Rural Payday Program Taps Trends
New Mexico's Rural Payday program is aimed at parlaying a number of broad business, technological and societal trends. Among those trends are the boundary-less reach of information technology, the tightness in many urban labor markets, and the increasing appeal of rural lifestyles.
        The program's first-level targets are customer service centers, call centers and technical support centers. Second-stage recruiting targets include Internet fulfillment centers, film-editing studios, computer graphics developers, software and hardware developers, and specialists in telemedicine and distance learning technologies.
        The Rural Payday effort has reaped a noticeable payoff since Sen. Pete Domenici (R-N.M.) spearheaded its creation in 1997. The initiative has helped create some 3,000 jobs in rural New Mexico, according to Rural Payday program officials.

Briefly . . . Quick Takes

HOUSTONGoodman Manufacturing has signed a five-year lease for a 403,200-sq.-ft. (36,288-sq.-m.) facility located in ProLogis Park Jersey Village in Houston.

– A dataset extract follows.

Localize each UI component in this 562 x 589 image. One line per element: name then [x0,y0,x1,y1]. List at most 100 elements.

        Houston-based Goodman, which ranks as the world's largest privately owned air-conditioner manufacturer, will use the facility for national distribution of HVAC equipment and parts. Goodman's prior business history with ProLogis added speed to the deal, according to ProLogis executives.
        "Because Goodman was already a customer of ours in San Antonio, we used that lease as a template to expedite the transaction and allow Goodman to take occupancy quickly," said ProLogis First Vice President Daryl Mechem.